Integration with PatchCore:
- The resulting low-dimensional vectors are used as input for the standard PatchCore algorithm.
- The memory bank is constructed by sampling from these reduced vectors.
- During testing, new feature vectors are projected into the reduced space using the final basis $U_{1,B}$ and compared against the memory bank.

3. Key Contributions

Novel Incremental SVD Strategy: The paper introduces a method that updates the global basis incrementally without re-processing historical data, solving the "re-transformation" bottleneck of existing online SVD/PCA methods.
Memory Efficiency: By discarding intermediate global bases and only storing local batch SVDs, the algorithm allows processing of datasets that would otherwise exceed GPU/CPU memory limits (e.g., 25GB datasets reduced to manageable sizes).
Accuracy Preservation: The method achieves accuracy comparable to the original PatchCore (using full dimensions) while significantly reducing feature dimensionality.
Deterministic Sampling: The authors modified the PatchCore sampling scheme to use the average of all vectors as the initial anchor, removing randomness and ensuring reproducibility.

4. Experimental Results

The algorithm was evaluated on the MVTec AD and Eyecandies datasets using backbones like WideResNet50 and ResNet18.

Accuracy (MVTec AD):
- With $k=128$ dimensions (reduced from ~1024), the Image-level AUROC dropped only slightly (99.0% $\to$ 98.9%) compared to the full-dimension baseline.
- Pixel-level AUROC remained very close (97.9% vs 97.7%).
- Texture vs. Object: Dimension reduction impacted texture categories (e.g., carpet) slightly more than object categories, but performance remained high.
Efficiency & Scalability:
- Training Time: On CPUs, training time was proportional to the reduced dimension $k$ . The batch size ( $n_b$ ) had a negligible impact on speed.
- Large Dataset Feasibility: On the Eyecandies dataset (6,600 images), the full-dimension approach required ~25GB of RAM, which is unaffordable on standard hardware. The incremental algorithm reduced dimensionality to 128, enabling training in 3 hours on a GPU.
Comparison with PaDiM: On Eyecandies, the proposed PatchCore variant with dimension reduction outperformed the state-of-the-art PaDiM method (Avg Image AUROC: 80.4% vs 79.0%).

5. Significance

This work bridges the gap between high-accuracy deep learning anomaly detection and practical deployment on large-scale industrial datasets.

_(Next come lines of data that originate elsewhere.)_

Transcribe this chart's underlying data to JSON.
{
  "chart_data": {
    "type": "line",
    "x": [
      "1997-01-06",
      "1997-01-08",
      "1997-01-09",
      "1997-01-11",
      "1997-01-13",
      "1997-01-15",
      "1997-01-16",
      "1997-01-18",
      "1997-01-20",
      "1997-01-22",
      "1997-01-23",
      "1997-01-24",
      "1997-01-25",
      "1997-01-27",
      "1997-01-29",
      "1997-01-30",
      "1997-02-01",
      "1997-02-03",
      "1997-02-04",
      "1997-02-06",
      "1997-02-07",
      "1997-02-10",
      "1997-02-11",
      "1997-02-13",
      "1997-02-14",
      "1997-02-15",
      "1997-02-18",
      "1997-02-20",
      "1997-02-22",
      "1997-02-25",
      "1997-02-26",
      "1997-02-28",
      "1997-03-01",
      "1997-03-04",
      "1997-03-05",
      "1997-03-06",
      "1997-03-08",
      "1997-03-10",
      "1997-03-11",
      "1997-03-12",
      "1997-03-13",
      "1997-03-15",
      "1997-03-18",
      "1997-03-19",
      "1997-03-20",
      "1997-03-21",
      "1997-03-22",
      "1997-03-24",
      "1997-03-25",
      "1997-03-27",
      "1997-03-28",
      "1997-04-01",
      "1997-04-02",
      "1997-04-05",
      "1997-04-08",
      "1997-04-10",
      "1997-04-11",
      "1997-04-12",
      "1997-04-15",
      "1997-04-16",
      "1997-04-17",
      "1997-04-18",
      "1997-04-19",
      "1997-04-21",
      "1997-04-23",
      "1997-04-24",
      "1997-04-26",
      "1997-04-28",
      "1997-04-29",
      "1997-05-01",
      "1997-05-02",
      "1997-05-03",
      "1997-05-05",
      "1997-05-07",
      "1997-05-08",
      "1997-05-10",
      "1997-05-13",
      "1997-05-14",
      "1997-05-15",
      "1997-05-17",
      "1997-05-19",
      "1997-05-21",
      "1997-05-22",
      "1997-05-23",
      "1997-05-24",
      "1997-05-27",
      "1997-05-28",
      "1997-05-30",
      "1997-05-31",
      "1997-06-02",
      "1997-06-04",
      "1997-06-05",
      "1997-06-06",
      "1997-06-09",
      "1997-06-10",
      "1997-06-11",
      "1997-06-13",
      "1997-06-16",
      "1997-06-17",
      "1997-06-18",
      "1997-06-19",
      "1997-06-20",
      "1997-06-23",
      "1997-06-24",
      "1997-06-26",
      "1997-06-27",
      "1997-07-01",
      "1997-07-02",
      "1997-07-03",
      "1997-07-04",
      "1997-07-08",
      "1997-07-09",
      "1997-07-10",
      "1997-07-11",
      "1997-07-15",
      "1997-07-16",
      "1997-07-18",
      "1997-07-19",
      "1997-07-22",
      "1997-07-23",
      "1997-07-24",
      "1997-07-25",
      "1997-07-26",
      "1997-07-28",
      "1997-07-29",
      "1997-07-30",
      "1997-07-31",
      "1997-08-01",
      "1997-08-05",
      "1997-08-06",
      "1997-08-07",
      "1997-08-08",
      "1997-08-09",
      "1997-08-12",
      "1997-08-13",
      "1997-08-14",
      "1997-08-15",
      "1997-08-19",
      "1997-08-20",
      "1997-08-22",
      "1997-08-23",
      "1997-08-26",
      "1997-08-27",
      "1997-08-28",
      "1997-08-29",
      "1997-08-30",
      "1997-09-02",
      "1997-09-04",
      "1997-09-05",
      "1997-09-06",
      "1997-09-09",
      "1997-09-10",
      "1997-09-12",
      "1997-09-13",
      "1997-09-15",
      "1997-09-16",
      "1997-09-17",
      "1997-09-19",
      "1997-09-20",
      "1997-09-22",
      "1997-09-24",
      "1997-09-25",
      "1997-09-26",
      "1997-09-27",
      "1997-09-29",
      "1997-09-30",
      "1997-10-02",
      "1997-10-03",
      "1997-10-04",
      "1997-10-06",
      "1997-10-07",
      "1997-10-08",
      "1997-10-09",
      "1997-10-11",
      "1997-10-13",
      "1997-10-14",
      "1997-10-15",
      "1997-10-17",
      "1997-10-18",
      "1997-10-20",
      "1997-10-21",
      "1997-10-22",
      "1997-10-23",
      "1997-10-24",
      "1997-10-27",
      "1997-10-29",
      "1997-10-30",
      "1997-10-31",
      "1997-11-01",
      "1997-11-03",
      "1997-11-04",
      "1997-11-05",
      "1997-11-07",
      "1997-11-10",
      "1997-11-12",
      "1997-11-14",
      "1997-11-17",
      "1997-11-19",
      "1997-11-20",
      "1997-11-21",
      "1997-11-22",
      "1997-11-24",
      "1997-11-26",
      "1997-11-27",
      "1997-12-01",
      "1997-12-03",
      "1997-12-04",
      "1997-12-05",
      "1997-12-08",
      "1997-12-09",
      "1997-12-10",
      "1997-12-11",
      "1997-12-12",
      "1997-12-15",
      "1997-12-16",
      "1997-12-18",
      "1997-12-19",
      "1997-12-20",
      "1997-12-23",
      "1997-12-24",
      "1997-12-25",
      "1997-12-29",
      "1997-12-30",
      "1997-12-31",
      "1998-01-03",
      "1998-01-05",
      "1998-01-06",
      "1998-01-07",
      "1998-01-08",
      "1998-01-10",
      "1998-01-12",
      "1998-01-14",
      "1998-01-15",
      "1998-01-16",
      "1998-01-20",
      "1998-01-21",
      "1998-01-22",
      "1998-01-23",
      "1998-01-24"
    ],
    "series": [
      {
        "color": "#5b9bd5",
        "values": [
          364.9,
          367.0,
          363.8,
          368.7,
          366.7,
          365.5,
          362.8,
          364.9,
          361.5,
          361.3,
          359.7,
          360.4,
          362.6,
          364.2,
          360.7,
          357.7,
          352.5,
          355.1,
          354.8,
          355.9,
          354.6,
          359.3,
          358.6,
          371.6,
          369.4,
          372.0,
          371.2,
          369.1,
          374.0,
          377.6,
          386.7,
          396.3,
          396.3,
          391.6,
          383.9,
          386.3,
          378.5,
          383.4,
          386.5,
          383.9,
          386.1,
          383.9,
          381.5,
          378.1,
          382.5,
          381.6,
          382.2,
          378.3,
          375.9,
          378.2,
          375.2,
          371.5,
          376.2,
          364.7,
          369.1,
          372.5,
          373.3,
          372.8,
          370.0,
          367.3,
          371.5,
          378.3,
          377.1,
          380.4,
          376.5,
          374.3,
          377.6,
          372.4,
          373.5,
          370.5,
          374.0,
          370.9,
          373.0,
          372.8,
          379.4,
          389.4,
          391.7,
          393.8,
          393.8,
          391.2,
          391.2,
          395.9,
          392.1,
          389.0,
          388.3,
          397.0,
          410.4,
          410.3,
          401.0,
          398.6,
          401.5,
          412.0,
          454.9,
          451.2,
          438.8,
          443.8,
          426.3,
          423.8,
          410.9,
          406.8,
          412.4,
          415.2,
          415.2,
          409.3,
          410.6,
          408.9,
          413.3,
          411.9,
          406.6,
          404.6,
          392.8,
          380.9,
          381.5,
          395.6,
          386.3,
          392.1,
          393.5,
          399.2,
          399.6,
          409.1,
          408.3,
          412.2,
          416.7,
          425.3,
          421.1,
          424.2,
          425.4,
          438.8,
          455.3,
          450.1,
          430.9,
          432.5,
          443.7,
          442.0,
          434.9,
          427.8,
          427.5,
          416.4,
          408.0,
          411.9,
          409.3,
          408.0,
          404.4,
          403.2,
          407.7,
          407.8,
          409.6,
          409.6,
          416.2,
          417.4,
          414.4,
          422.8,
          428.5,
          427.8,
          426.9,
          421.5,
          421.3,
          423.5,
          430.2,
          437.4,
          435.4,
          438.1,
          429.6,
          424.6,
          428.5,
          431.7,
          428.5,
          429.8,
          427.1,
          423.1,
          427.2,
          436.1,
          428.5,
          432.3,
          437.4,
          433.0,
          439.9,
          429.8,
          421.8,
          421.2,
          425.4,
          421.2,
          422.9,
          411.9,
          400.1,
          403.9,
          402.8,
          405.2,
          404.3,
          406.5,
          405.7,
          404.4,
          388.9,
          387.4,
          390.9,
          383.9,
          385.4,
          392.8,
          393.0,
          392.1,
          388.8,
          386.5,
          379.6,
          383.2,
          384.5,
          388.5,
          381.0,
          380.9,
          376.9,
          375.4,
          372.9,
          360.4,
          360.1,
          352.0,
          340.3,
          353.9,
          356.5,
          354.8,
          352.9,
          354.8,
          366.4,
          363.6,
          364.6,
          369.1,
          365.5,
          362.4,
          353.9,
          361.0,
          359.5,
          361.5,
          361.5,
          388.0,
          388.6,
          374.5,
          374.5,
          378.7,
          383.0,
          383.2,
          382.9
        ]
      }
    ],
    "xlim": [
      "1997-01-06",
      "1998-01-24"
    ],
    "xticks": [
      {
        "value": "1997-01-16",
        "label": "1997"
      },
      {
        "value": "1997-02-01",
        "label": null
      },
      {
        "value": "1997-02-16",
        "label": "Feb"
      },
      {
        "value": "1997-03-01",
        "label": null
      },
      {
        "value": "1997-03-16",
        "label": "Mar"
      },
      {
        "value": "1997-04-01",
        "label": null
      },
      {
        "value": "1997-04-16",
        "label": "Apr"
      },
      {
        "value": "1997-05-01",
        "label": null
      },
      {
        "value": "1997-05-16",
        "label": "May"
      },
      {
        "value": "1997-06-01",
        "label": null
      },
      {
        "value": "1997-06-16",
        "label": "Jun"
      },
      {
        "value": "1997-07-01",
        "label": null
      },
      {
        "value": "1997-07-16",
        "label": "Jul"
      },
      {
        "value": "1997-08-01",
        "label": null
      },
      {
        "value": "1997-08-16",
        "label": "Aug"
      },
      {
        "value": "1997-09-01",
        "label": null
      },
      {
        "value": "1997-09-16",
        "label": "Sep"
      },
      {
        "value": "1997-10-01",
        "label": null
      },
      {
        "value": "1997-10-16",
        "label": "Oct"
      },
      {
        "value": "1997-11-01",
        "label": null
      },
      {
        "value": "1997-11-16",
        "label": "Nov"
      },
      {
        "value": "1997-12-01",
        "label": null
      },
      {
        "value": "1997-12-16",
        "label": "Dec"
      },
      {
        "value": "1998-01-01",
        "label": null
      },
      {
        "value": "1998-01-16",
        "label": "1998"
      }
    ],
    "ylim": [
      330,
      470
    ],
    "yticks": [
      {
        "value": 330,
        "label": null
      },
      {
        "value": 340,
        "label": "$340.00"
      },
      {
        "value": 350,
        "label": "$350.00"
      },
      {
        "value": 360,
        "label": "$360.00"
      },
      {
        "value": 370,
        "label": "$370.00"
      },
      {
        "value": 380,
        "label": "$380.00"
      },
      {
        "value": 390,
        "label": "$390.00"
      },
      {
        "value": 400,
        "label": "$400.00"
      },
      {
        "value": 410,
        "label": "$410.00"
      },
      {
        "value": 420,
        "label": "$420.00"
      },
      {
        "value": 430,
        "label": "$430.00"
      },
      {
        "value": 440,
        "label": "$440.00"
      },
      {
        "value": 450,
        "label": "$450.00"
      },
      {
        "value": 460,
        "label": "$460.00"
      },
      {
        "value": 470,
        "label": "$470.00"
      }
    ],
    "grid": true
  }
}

Scalability: It enables the application of PatchCore to datasets with thousands of images that were previously intractable due to memory constraints.
Efficiency: It drastically reduces the computational cost of the sampling phase without sacrificing detection accuracy.
Generalizability: The incremental dimension reduction technique is not limited to PatchCore and can be applied to other memory-bank-based anomaly detection frameworks or any scenario requiring SVD on massive, streaming datasets.

The paper concludes that while the current method is highly effective, future work could focus on eliminating redundant features before sampling to further accelerate the training bottleneck.